Waiting

du 18 au 21 novembre 1999

Waiting

Carlotta Ikeda a su conjuguer au féminin la danse Butô. En solo ou en groupe, elle explore la profonde alchimie des chairs, de l'érotisme et de l'extase. Ses deux derniers spectacles Waiting et Haru no Saiten ont été présentés au Théâtre de la Bastille en 1998 et 1999.

Texte du spectacle extrait de L’homme assis dans le couloir, Marguerite Duras, (éd. de Minuit)

Ténèbres, aube et crépuscule. Ombre blanche, étoile du Butô, Carlotta Ikeda défrayait la chronique voici vingt ans à Paris, au Nouveau Carré Silvia Monfort, avec Dernier Éden, fabuleux jardin des supplices qui devait lancer en Europe la carrière de la compagnie Ariadone, troupe exclusivement féminine de la " danse des ténèbres ".

Formée à la danse moderne avant de rencontrer, à Tokyo, le groupe Dairakudakan et Kô Murobushi, Carlotta Ikeda a sillonné ces deux dernières décennies avec des créations en solo ou en groupe, qui ont su produire une constellation de chairs en métamorphose, où un érotisme grotesque parvient à épouser la dimension spirituelle de l’extase.

Danse des profondeurs, symphonie silencieuse des entrailles de la terre et du corps, le Butô de Carlotta Ikeda est à la fois déflagration et distillation, il sacre l’éternel printemps des corps, en voyage vers ce point magique qui saurait confondre aube et crépuscule.

Interview de Carlotta Ikeda

Quels sont aujourd’hui vos rapports avec le Bûto ?
C.Ikeda : Le Bûto est ma danse fondatrice, mais à l’intérieur d’elle j’ai creusé mon sillon de danseuse et de chorégraphe.
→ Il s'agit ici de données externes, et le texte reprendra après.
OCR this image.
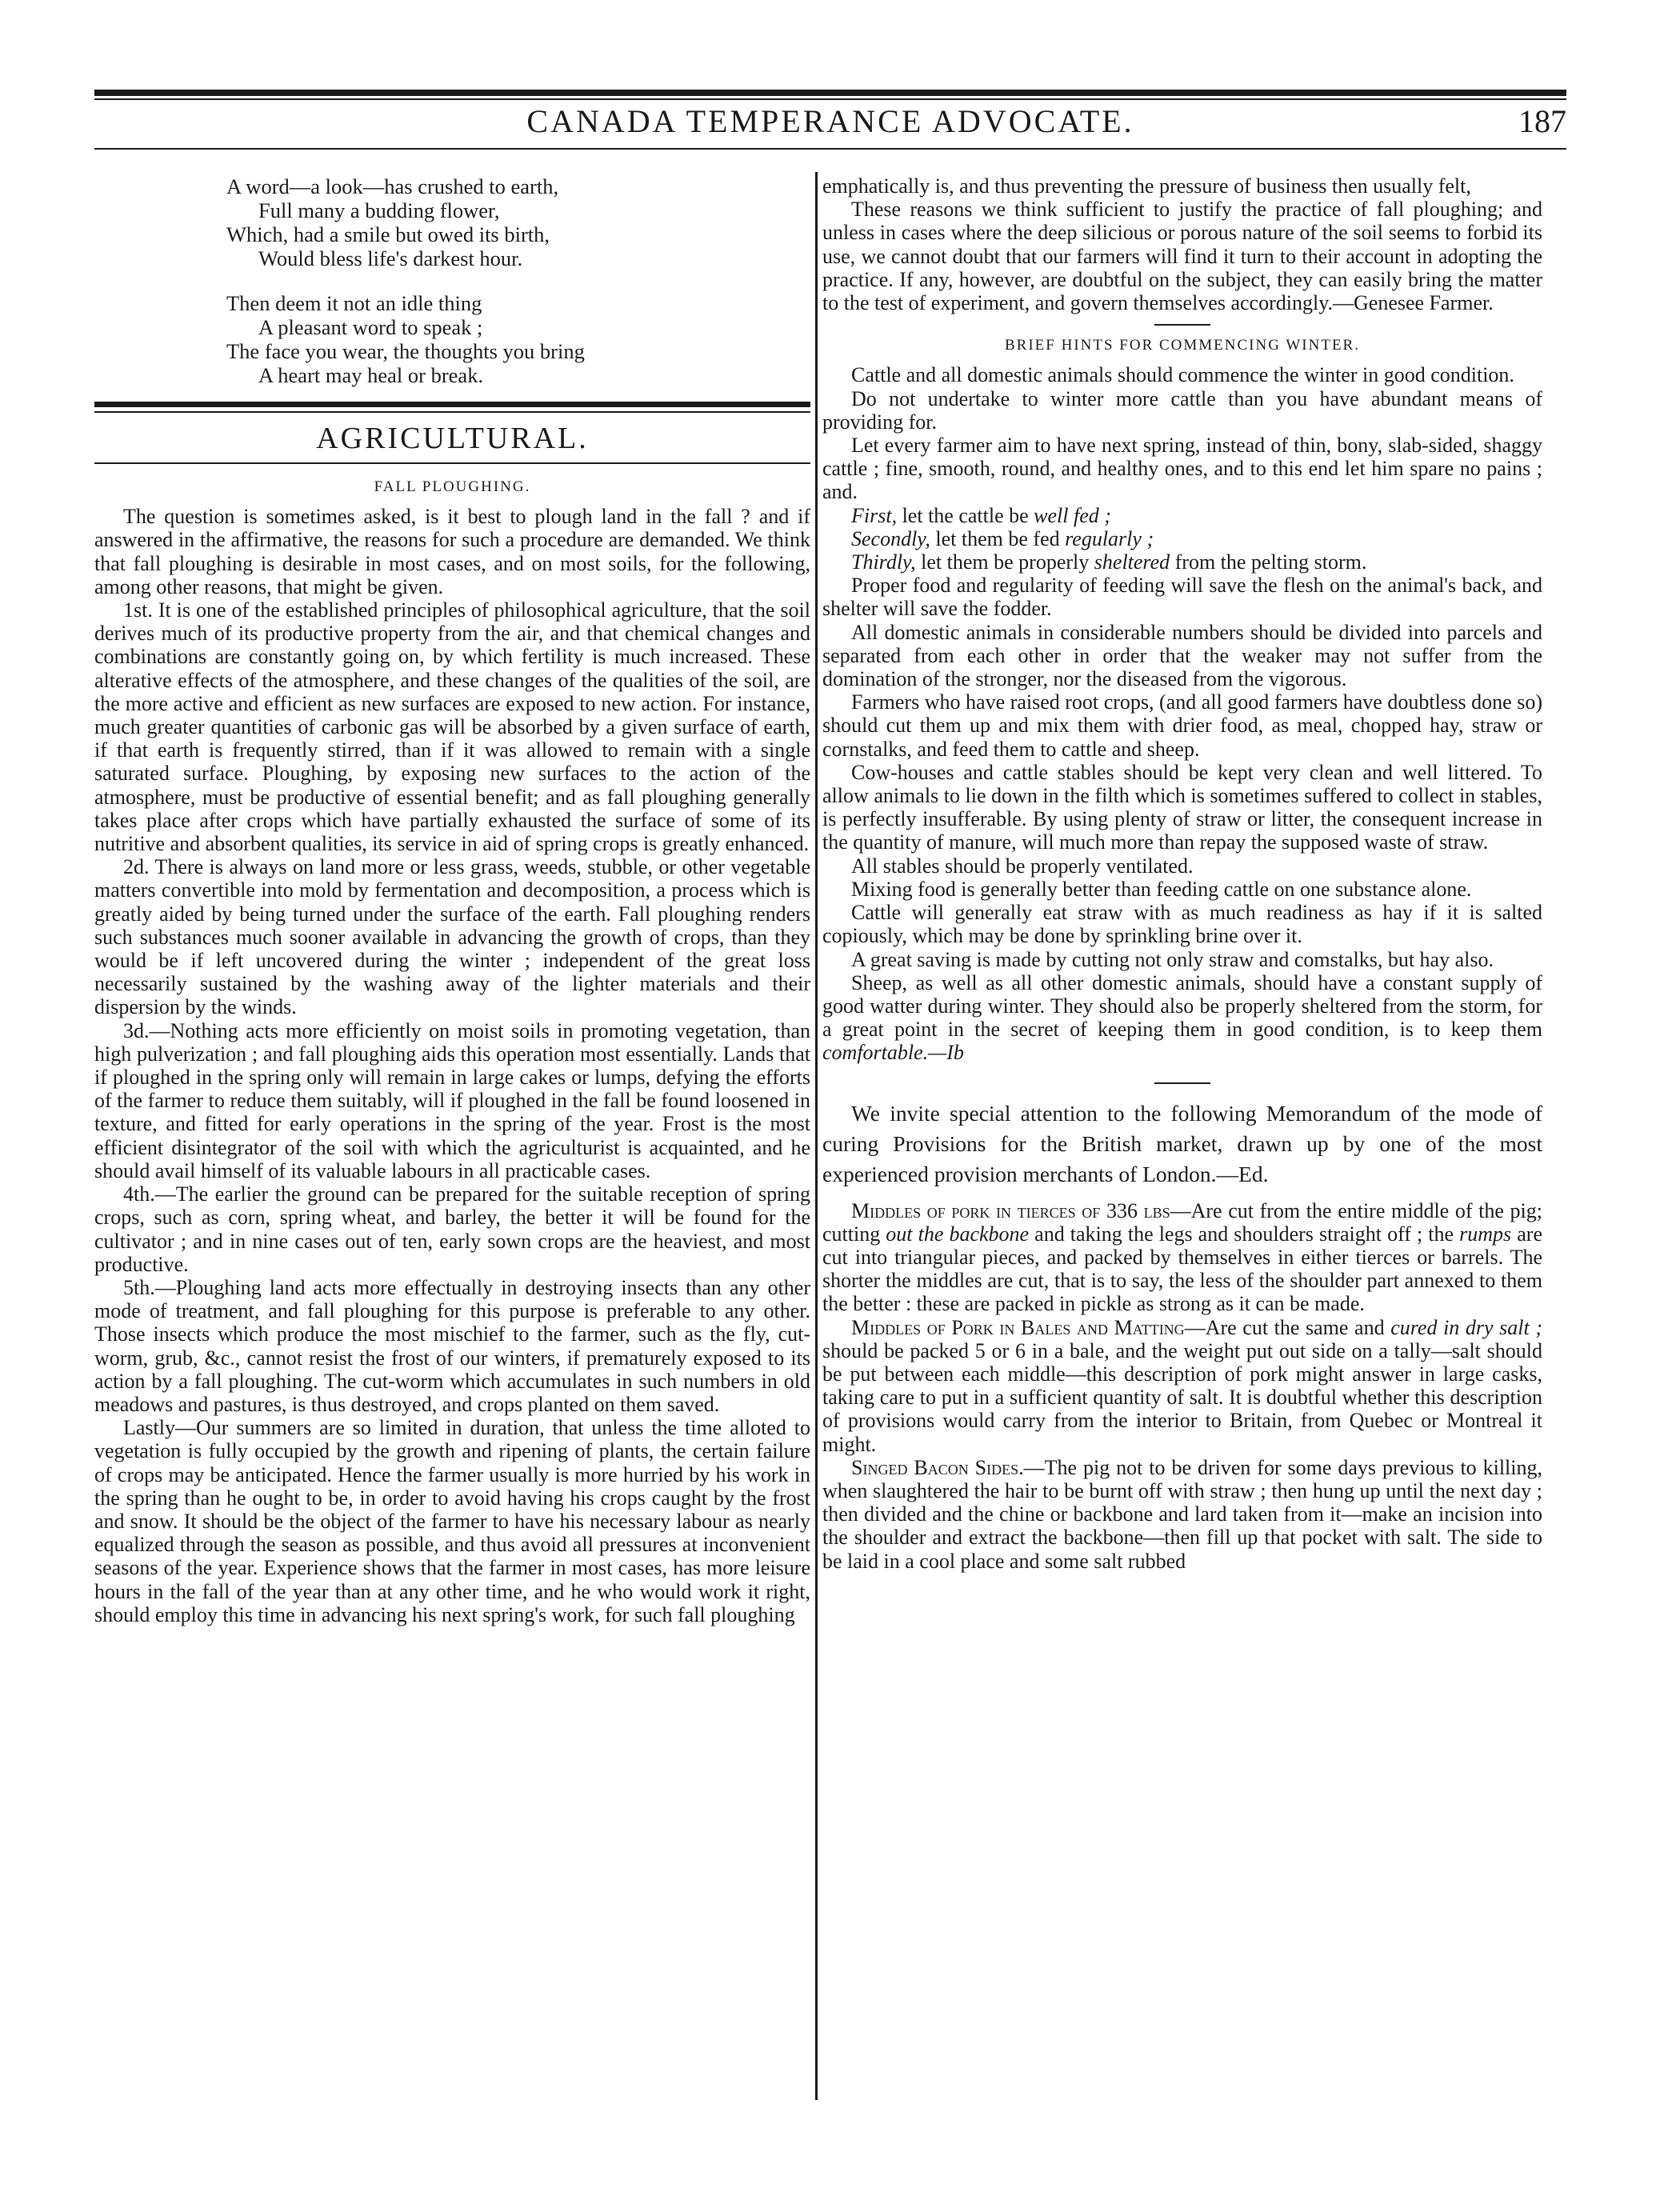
CANADA TEMPERANCE ADVOCATE.	187
A word—a look—has crushed to earth,
Full many a budding flower,
Which, had a smile but owed its birth,
Would bless life's darkest hour.
Then deem it not an idle thing
A pleasant word to speak ;
The face you wear, the thoughts you bring
A heart may heal or break.
AGRICULTURAL.
FALL PLOUGHING.

The question is sometimes asked, is it best to plough land in the fall ? and if answered in the affirmative, the reasons for such a procedure are demanded. We think that fall ploughing is desirable in most cases, and on most soils, for the following, among other reasons, that might be given.

1st. It is one of the established principles of philosophical agriculture, that the soil derives much of its productive property from the air, and that chemical changes and combinations are constantly going on, by which fertility is much increased. These alterative effects of the atmosphere, and these changes of the qualities of the soil, are the more active and efficient as new surfaces are exposed to new action. For instance, much greater quantities of carbonic gas will be absorbed by a given surface of earth, if that earth is frequently stirred, than if it was allowed to remain with a single saturated surface. Ploughing, by exposing new surfaces to the action of the atmosphere, must be productive of essential benefit; and as fall ploughing generally takes place after crops which have partially exhausted the surface of some of its nutritive and absorbent qualities, its service in aid of spring crops is greatly enhanced.

2d. There is always on land more or less grass, weeds, stubble, or other vegetable matters convertible into mold by fermentation and decomposition, a process which is greatly aided by being turned under the surface of the earth. Fall ploughing renders such substances much sooner available in advancing the growth of crops, than they would be if left uncovered during the winter ; independent of the great loss necessarily sustained by the washing away of the lighter materials and their dispersion by the winds.

3d.—Nothing acts more efficiently on moist soils in promoting vegetation, than high pulverization ; and fall ploughing aids this operation most essentially. Lands that if ploughed in the spring only will remain in large cakes or lumps, defying the efforts of the farmer to reduce them suitably, will if ploughed in the fall be found loosened in texture, and fitted for early operations in the spring of the year. Frost is the most efficient disintegrator of the soil with which the agriculturist is acquainted, and he should avail himself of its valuable labours in all practicable cases.

4th.—The earlier the ground can be prepared for the suitable reception of spring crops, such as corn, spring wheat, and barley, the better it will be found for the cultivator ; and in nine cases out of ten, early sown crops are the heaviest, and most productive.

5th.—Ploughing land acts more effectually in destroying insects than any other mode of treatment, and fall ploughing for this purpose is preferable to any other. Those insects which produce the most mischief to the farmer, such as the fly, cut-worm, grub, &c., cannot resist the frost of our winters, if prematurely exposed to its action by a fall ploughing. The cut-worm which accumulates in such numbers in old meadows and pastures, is thus destroyed, and crops planted on them saved.

Lastly—Our summers are so limited in duration, that unless the time alloted to vegetation is fully occupied by the growth and ripening of plants, the certain failure of crops may be anticipated. Hence the farmer usually is more hurried by his work in the spring than he ought to be, in order to avoid having his crops caught by the frost and snow. It should be the object of the farmer to have his necessary labour as nearly equalized through the season as possible, and thus avoid all pressures at inconvenient seasons of the year. Experience shows that the farmer in most cases, has more leisure hours in the fall of the year than at any other time, and he who would work it right, should employ this time in advancing his next spring's work, for such fall ploughing

emphatically is, and thus preventing the pressure of business then usually felt,

These reasons we think sufficient to justify the practice of fall ploughing; and unless in cases where the deep silicious or porous nature of the soil seems to forbid its use, we cannot doubt that our farmers will find it turn to their account in adopting the practice. If any, however, are doubtful on the subject, they can easily bring the matter to the test of experiment, and govern themselves accordingly.—Genesee Farmer.

BRIEF HINTS FOR COMMENCING WINTER.

Cattle and all domestic animals should commence the winter in good condition.

Do not undertake to winter more cattle than you have abundant means of providing for.

Let every farmer aim to have next spring, instead of thin, bony, slab-sided, shaggy cattle ; fine, smooth, round, and healthy ones, and to this end let him spare no pains ; and.

First, let the cattle be well fed ;

Secondly, let them be fed regularly ;

Thirdly, let them be properly sheltered from the pelting storm.

Proper food and regularity of feeding will save the flesh on the animal's back, and shelter will save the fodder.

All domestic animals in considerable numbers should be divided into parcels and separated from each other in order that the weaker may not suffer from the domination of the stronger, nor the diseased from the vigorous.

Farmers who have raised root crops, (and all good farmers have doubtless done so) should cut them up and mix them with drier food, as meal, chopped hay, straw or cornstalks, and feed them to cattle and sheep.

Cow-houses and cattle stables should be kept very clean and well littered. To allow animals to lie down in the filth which is sometimes suffered to collect in stables, is perfectly insufferable. By using plenty of straw or litter, the consequent increase in the quantity of manure, will much more than repay the supposed waste of straw.

All stables should be properly ventilated.

Mixing food is generally better than feeding cattle on one substance alone.

Cattle will generally eat straw with as much readiness as hay if it is salted copiously, which may be done by sprinkling brine over it.

A great saving is made by cutting not only straw and comstalks, but hay also.

Sheep, as well as all other domestic animals, should have a constant supply of good watter during winter. They should also be properly sheltered from the storm, for a great point in the secret of keeping them in good condition, is to keep them comfortable.—Ib

We invite special attention to the following Memorandum of the mode of curing Provisions for the British market, drawn up by one of the most experienced provision merchants of London.—Ed.

Middles of pork in tierces of 336 lbs—Are cut from the entire middle of the pig; cutting out the backbone and taking the legs and shoulders straight off ; the rumps are cut into triangular pieces, and packed by themselves in either tierces or barrels. The shorter the middles are cut, that is to say, the less of the shoulder part annexed to them the better : these are packed in pickle as strong as it can be made.

Middles of Pork in Bales and Matting—Are cut the same and cured in dry salt ; should be packed 5 or 6 in a bale, and the weight put out side on a tally—salt should be put between each middle—this description of pork might answer in large casks, taking care to put in a sufficient quantity of salt. It is doubtful whether this description of provisions would carry from the interior to Britain, from Quebec or Montreal it might.

Singed Bacon Sides.—The pig not to be driven for some days previous to killing, when slaughtered the hair to be burnt off with straw ; then hung up until the next day ; then divided and the chine or backbone and lard taken from it—make an incision into the shoulder and extract the backbone—then fill up that pocket with salt. The side to be laid in a cool place and some salt rubbed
Le Bûto est inscrit dans mon corps, je n’ai plus besoin d’y faire consciemment référence. Maintenant, je cherche au-delà du Bûto. D’abord, mon corps a changé, il faut que je vive avec lui... Je sens que je peux trouver une nouvelle manière de danser... Il me faut bouger à l’intérieur. Pourquoi et comment, je ne sais pas ... Je ne veux pas le savoir, mais je sens cette nécessité.
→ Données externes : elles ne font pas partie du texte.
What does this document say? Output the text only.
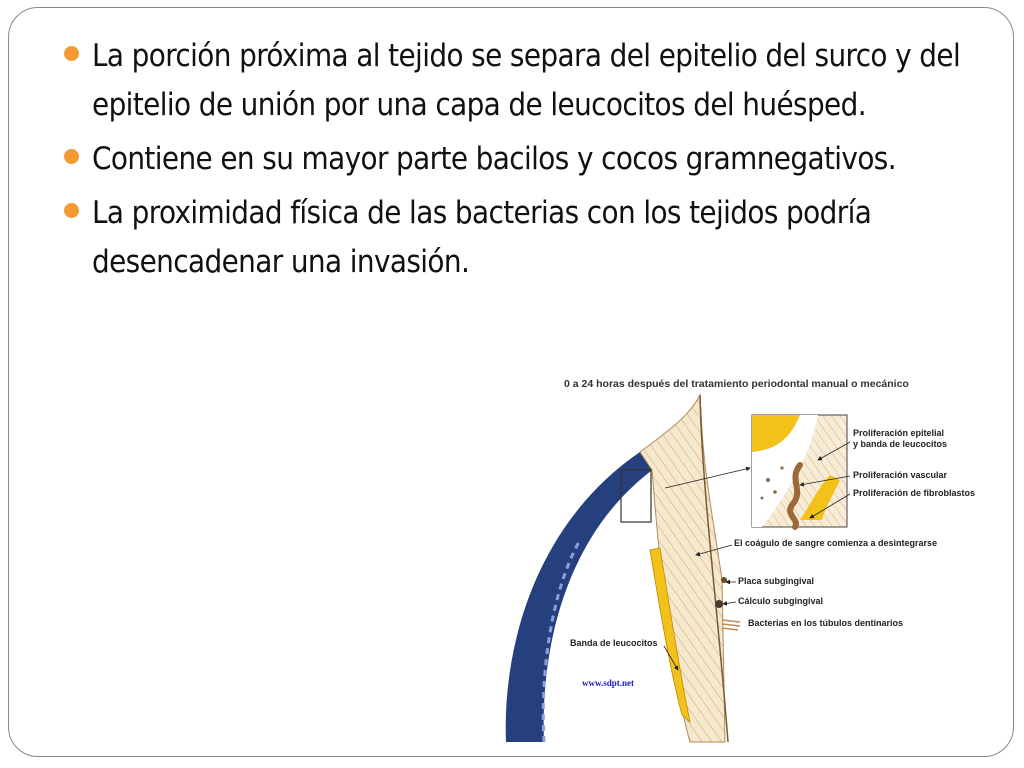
La porción próxima al tejido se separa del epitelio del surco y del epitelio de unión por una capa de leucocitos del huésped.
Contiene en su mayor parte bacilos y cocos gramnegativos.
La proximidad física de las bacterias con los tejidos podría desencadenar una invasión.
0 a 24 horas después del tratamiento periodontal manual o mecánico
Proliferación epitelial
y banda de leucocitos
Proliferación vascular
Proliferación de fibroblastos
El coágulo de sangre comienza a desintegrarse
Placa subgingival
Cálculo subgingival
Bacterias en los túbulos dentinarios
Banda de leucocitos
www.sdpt.net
Pourquoi un solo maintenant ?
C. Ikeda : Je ne veux rien expliquer. Le plaisir solitaire. Pourquoi pas ? Je sais qu’il y a plus de désir en moi, mon corps attend quelque chose... Voilà, c’est ça mon sujet... C’est Onan, celui qui donne son nom à l’onanisme, le personnage biblique, le sensuel. La bible et la sensualité ... ça m’intéresse les mélanges. Mon corps désire la Mort peut-être, la marge de la vie. Je cherche même à être en marge de la marge. Ce n’est pas rien ... Mais ce n’est pas non plus quelque chose : C’EST ... Il y a un désir qui vibre en moi, je cherche l’endroit où ça tremble ... l’œil du séisme ... je ne cherche pas à l’expliquer, je sais que ça existe, je vis avec ... C’est peut-être cette onde-là qui est le mouvement de ma danse.
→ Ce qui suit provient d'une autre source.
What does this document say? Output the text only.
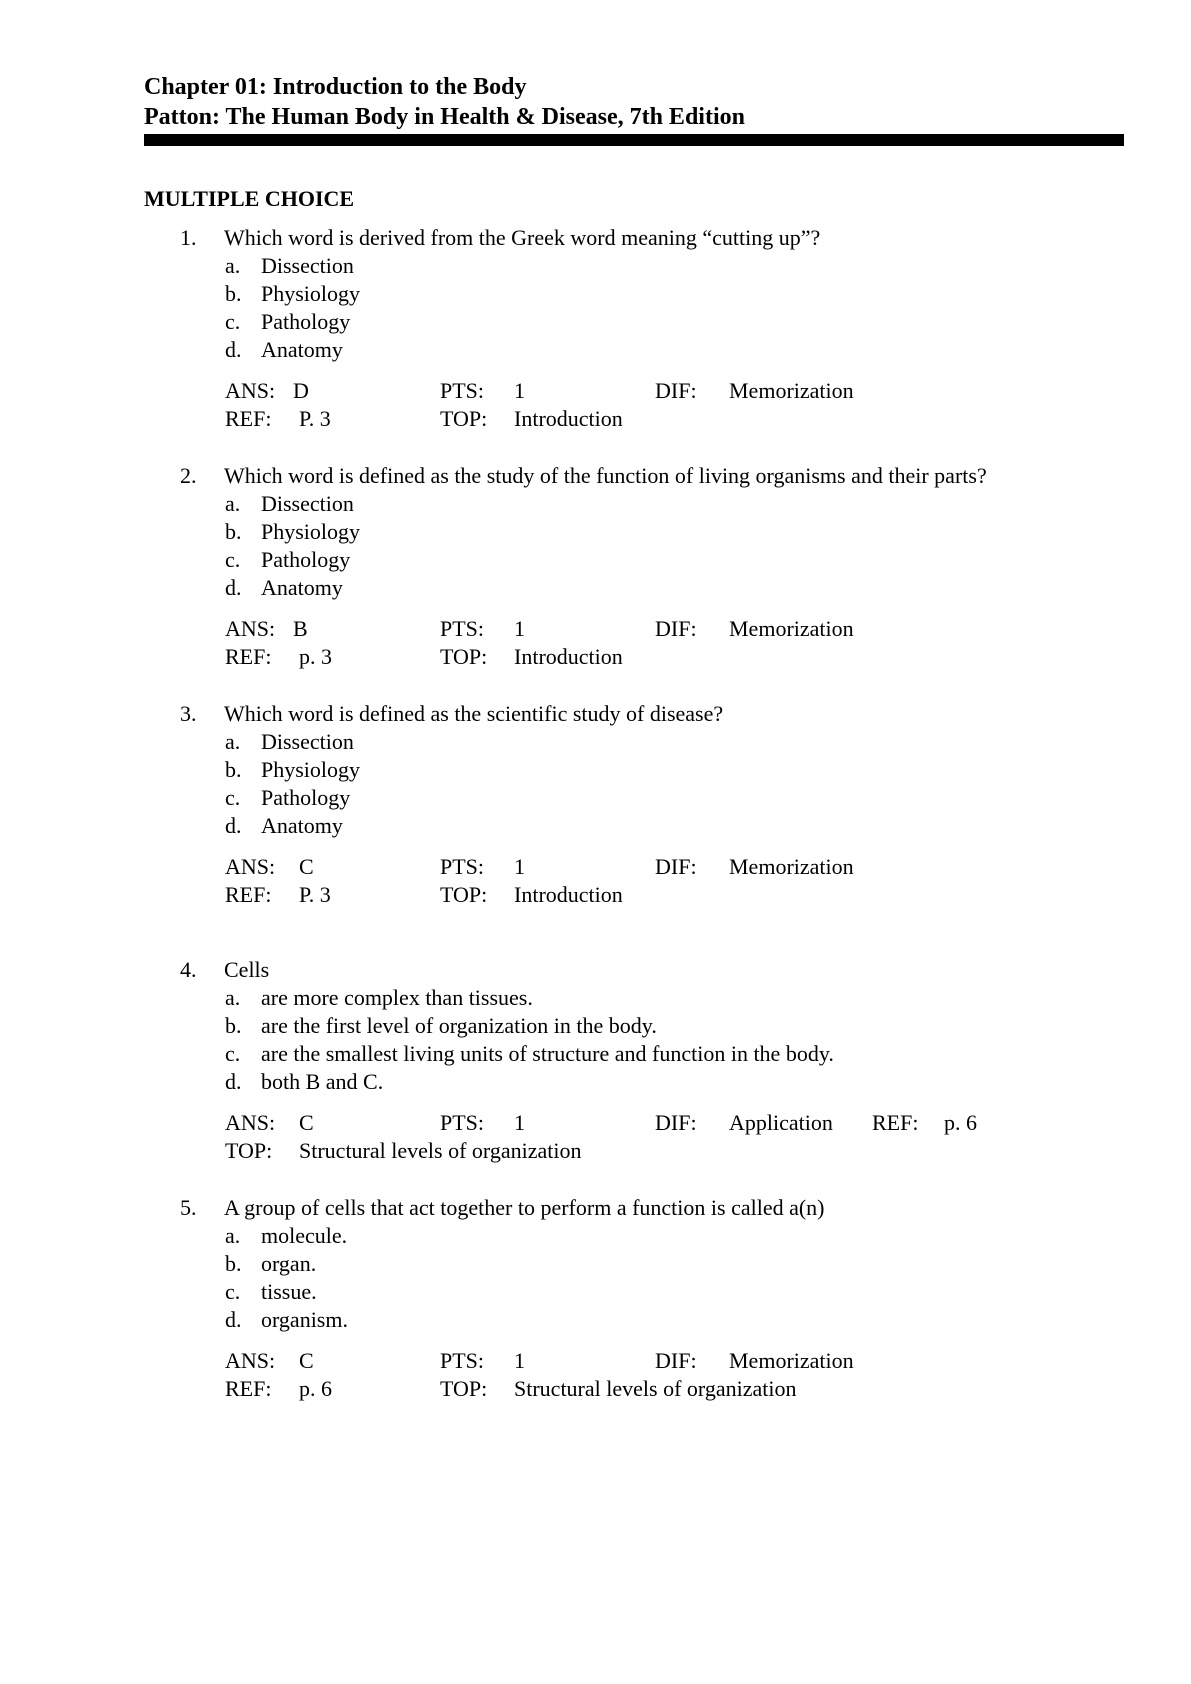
Chapter 01: Introduction to the Body
Patton: The Human Body in Health & Disease, 7th Edition
MULTIPLE CHOICE
1.	Which word is derived from the Greek word meaning “cutting up”?
a. Dissection
b. Physiology
c. Pathology
d. Anatomy
ANS: D	PTS: 1	DIF: Memorization
REF: P. 3	TOP: Introduction
2.	Which word is defined as the study of the function of living organisms and their parts?
a. Dissection
b. Physiology
c. Pathology
d. Anatomy
ANS: B	PTS: 1	DIF: Memorization
REF: p. 3	TOP: Introduction
3.	Which word is defined as the scientific study of disease?
a. Dissection
b. Physiology
c. Pathology
d. Anatomy
ANS: C	PTS: 1	DIF: Memorization
REF: P. 3	TOP: Introduction
4.	Cells
a. are more complex than tissues.
b. are the first level of organization in the body.
c. are the smallest living units of structure and function in the body.
d. both B and C.
ANS: C	PTS: 1	DIF: Application REF: p. 6
TOP: Structural levels of organization
5.	A group of cells that act together to perform a function is called a(n)
a. molecule.
b. organ.
c. tissue.
d. organism.
ANS: C	PTS: 1	DIF: Memorization
REF: p. 6	TOP: Structural levels of organization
Vous faites référence à Marguerite Duras. Quel est votre rapport avec son écriture ?
C. Ikeda : Quand je lis Duras, je ne comprends rien. Mais je sens des émotions très fortes. Mon corps est tendu à la lecture de ses mots, je sens une force sans pouvoir l’expliquer... L’énergie de Marguerite Duras est comme celle d’un animal. Ses mots sont comme des os et des muscles... Tout son corps est dans l’écriture. ça me touche... La lecture, ça aussi c’est un plaisir solitaire, c’est se voir à l’intérieur. Elle écrit cette phrase : "Il faut fermer les yeux pour voir clairement". J’ai besoin de voir dedans. C’est important pour moi, les yeux ne sont pas là, posés sur le visage, ils sont creusés dans la tête, retournés dans le corps... C’est ce qu’il y a dedans qui doit danser... Derrière cette recherche d’extase solitaire, s’expose la peur du vide, le rien, point de rencontre avec une autre vie, avec la mort. Parfois, le vide emplit mon corps comme un désir de la mort.
Le DESIR... Il y a un désir qui vibre en moi, et je cherche depuis longtemps l’endroit précis où ça tremble... C’est peut-être cette onde qui est source de ma danse.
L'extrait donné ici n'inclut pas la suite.